I’m from Omaha, Nebraska and so living in the Midwest, your neighborhood is like your community. I come from that background of having this community and knowing who people are, and checking in on people and looking out for each other. When I moved to Bushwick, that was the natural thing for me. It’s about moving into this place and saying, ‘What is my relationship to this community?’ You know I could also be considered as a gentrifier, and so what is my role in that, or do I have one at all? There’s all these internal questions that you ask yourself because you’re just a human being, but then there’s also questions you ask yourself because you’re an artist. For me, when it comes to either having these relationships or building this community, it’s all just very organic. I’ll go out and I’ll be in different parts of the city that aren’t my neighborhood, and I’m photographing people that I don’t come in contact with on a daily basis and I feel like that’s still part of the greater narrative of what my work is about.
I feel a responsibility as a Black photographer. I feel a responsibility as a community photographer. More than anything, I feel responsible to myself, to the story I want to tell, and to what feels genuine to me. I let the work talk to me and tell me what direction to go in. And I feel like it’s better like that. Like if I’m going out, and I’m making work, letting it speak to me feels better than me trying to tell it what to do.
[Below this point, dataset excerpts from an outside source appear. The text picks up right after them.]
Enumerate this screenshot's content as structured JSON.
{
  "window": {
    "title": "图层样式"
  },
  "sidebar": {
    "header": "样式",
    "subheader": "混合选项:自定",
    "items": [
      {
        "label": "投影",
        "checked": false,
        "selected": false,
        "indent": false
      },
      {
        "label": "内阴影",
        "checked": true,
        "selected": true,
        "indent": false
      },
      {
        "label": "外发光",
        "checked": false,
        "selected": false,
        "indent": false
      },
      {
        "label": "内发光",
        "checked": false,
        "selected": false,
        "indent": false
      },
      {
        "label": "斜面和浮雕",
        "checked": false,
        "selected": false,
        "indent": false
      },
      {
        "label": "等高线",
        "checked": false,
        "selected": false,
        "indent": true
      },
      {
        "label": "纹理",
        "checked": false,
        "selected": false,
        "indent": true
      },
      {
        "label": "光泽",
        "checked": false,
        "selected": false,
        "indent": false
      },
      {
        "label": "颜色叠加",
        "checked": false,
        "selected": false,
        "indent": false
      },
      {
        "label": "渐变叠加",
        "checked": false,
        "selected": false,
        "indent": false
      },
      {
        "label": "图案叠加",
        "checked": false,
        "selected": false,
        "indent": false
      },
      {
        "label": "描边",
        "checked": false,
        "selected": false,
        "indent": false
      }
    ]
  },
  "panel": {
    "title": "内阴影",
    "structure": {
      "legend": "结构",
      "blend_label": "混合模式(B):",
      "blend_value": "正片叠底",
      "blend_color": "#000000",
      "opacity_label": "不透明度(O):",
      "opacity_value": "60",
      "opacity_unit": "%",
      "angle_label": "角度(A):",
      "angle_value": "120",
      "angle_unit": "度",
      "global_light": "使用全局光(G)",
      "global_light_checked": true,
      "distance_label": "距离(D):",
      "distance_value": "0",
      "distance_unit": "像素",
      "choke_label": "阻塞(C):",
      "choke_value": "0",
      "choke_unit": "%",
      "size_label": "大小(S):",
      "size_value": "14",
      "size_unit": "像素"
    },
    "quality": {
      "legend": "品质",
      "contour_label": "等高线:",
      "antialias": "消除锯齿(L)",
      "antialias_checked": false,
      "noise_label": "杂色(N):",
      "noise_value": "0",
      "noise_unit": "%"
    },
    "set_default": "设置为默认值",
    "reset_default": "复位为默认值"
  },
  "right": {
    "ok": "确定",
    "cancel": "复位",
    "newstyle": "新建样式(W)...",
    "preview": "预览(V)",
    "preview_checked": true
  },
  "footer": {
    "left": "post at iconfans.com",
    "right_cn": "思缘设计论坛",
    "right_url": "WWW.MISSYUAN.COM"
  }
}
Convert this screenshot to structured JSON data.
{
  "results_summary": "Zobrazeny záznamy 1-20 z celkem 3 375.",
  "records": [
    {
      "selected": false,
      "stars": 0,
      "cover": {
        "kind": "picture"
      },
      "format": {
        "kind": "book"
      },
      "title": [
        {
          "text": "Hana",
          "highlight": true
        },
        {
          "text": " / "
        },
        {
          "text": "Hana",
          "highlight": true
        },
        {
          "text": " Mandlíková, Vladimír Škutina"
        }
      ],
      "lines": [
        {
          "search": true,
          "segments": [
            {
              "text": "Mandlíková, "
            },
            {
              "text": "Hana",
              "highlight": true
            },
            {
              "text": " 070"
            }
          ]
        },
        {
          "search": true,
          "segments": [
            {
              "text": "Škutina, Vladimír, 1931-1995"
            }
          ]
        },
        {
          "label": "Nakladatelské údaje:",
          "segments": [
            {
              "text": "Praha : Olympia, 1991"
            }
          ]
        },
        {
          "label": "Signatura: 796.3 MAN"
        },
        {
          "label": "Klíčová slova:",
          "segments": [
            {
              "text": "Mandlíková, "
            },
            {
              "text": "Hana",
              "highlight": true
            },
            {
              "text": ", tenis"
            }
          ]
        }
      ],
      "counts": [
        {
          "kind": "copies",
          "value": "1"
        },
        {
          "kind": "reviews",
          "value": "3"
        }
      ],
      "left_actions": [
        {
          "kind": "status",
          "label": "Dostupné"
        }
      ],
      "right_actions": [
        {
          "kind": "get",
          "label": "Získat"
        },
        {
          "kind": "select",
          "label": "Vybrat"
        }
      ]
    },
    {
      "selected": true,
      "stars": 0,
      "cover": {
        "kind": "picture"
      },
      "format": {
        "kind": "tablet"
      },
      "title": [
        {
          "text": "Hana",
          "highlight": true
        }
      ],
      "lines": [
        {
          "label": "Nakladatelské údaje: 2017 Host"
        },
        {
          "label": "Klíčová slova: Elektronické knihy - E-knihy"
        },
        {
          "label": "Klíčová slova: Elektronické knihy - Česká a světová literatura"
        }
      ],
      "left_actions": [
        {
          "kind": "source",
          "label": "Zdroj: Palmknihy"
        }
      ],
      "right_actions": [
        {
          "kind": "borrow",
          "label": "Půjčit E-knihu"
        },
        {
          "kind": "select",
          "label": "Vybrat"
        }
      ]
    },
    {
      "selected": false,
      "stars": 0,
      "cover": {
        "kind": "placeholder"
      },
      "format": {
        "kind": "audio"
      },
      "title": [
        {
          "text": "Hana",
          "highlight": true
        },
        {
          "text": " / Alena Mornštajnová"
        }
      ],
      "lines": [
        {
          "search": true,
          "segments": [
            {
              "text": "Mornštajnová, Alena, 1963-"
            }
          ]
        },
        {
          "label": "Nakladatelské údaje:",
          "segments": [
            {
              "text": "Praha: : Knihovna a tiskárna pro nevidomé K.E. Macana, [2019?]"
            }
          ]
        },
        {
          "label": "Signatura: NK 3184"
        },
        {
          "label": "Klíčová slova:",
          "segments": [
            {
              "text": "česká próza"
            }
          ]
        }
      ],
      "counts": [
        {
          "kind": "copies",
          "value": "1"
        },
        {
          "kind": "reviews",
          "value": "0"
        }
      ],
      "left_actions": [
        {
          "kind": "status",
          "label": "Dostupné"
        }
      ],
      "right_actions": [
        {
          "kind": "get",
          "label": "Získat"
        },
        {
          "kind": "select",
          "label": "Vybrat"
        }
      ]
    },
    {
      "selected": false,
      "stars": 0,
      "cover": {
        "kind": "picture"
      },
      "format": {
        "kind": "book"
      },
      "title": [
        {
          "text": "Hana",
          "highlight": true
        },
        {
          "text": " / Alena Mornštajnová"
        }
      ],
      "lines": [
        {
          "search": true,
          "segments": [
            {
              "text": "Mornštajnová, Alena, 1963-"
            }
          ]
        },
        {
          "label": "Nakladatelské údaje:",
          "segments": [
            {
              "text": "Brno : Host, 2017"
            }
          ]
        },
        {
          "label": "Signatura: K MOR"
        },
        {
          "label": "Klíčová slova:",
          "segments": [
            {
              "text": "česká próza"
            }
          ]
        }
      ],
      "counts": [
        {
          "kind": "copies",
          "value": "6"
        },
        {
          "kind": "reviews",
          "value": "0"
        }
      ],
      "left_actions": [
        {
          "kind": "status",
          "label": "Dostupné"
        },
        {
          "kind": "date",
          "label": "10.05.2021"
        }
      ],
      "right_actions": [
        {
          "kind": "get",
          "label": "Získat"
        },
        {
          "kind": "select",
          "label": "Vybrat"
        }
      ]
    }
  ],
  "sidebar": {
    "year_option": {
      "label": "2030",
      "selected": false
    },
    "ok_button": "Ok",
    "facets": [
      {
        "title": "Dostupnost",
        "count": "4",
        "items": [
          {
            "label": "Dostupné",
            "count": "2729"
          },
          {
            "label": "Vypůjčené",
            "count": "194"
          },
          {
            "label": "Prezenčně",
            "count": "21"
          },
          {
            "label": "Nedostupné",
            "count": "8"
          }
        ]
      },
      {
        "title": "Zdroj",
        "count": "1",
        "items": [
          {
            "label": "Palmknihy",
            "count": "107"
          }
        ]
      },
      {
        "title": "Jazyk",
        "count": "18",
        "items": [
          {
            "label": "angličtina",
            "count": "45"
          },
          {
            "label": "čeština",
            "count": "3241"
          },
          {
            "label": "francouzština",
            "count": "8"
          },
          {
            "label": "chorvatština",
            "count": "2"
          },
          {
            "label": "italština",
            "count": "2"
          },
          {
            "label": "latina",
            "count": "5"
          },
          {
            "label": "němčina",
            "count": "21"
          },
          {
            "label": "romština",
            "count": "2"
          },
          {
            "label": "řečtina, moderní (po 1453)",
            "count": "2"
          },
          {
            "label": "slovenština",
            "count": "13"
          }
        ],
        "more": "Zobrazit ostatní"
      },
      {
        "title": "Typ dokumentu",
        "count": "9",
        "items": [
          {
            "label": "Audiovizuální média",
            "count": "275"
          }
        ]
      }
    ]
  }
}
The work that I’m doing in my neighborhood, and the people I’ve been photographing, I’m like ‘nobody could come here and just like do this in a week.’ There are pictures I might have that maybe took me three years to get. And so I do feel like there’s a pull internally, because you’re part of the community. You’ve talked to the people, you’ve walked the streets. You’ve seen the change. You’re part of the heartbeat. So it’s feels like the story is so connected to your experience. That’s what storytelling is. You telling your experiences. So, it’s hard to imagine a stranger coming in and telling that story, when you know that don’t eat the food that these people are eating, they don’t walk the streets everyday. They don’t know what it’s like when the first of the month comes around. They don’t see what it’s like for everything on your block to get gentrified. It’s hard to come and tell that story when you haven’t really been part of the evolution of what’s happening.